Value of Pharma M&A Doubled in 2016
06.01.2017 -
Pharmaceutical companies paid twice as much for acquisitions in 2016 than a year earlier, according to an analysis of the 316 drugs-sector deals of the past three years carried out for the newspaper Financial Times (FT). London-based pharma consultancy Novasecta stressed that cheap credit and the need to secure a pipeline of new drugs inflated the value of deals.
The median value of the 2016 transactions was 39 times the revenue of the acquired company, compared with 19 times a year earlier and eight times in 2014, Novasecta found. While the number of deals concluded last year fell to 78 from 86 in 2015, the median value almost doubled to $1.97 billion. Not only has the value of transactions increased, the consultants remarked. Buyers are having to pay much more for companies to build sales and take on greater risk.
Novasecta’s figures point to fewer deals at the lower end of the market. Some $1.3 billion was spent on acquisitions worth $20-100 million, compared with $1.9 billion in 2015. The value of M&A transactions worth $100 million to $1 billion fell sharply from $15.8 billion in 2015 to just under $9 billion in 2016. For the largest deals, by contrast, acquisition costs soared. Altogether, $144 billion was spent on buys worth more than $1 billion, compared with $117 billion in 2015.
John Rountree, partner at the consultancy, told the FT that many deals may be overvalued. “People are taking more risk and paying for hope – they are paying for growth that cannot be assured,” he said. “The companies now being acquired cannot on average be worth twice as much as they were only five years ago.”
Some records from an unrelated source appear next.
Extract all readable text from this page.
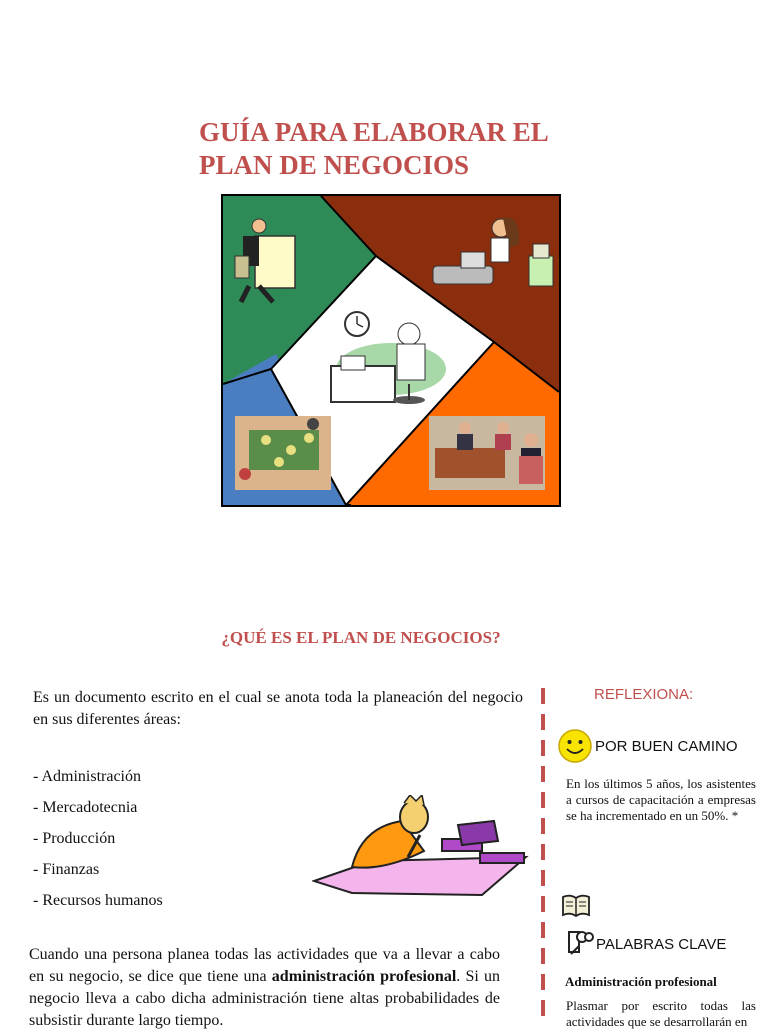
GUÍA PARA ELABORAR EL
PLAN DE NEGOCIOS
¿QUÉ ES EL PLAN DE NEGOCIOS?

Es un documento escrito en el cual se anota toda la planeación del negocio en sus diferentes áreas:

- Administración
- Mercadotecnia
- Producción
- Finanzas
- Recursos humanos

Cuando una persona planea todas las actividades que va a llevar a cabo en su negocio, se dice que tiene una administración profesional. Si un negocio lleva a cabo dicha administración tiene altas probabilidades de subsistir durante largo tiempo.

REFLEXIONA:
POR BUEN CAMINO
En los últimos 5 años, los asistentes a cursos de capacitación a empresas se ha incrementado en un 50%. *
PALABRAS CLAVE
Administración profesional
Plasmar por escrito todas las actividades que se desarrollarán en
While suggesting that in 2016 political uncertainty and pressure from pharmacy benefit managers in the US as well as competition from generic drug manufacturer held up the M&A process, the consultants said they believe it will accelerate in 2017 as the search for new drugs intensifies.
The FT recalls a recent remark by Pfizer CEO Ian Read, that “the whole industry is on pause,” delaying investment decisions until the new US president takes office on Jan. 21. Trump’s tax-cutting plan would allow US companies to repatriate tens of billions of dollars of cash held overseas and boost their firepower to pursue deals in the US, the newspaper said.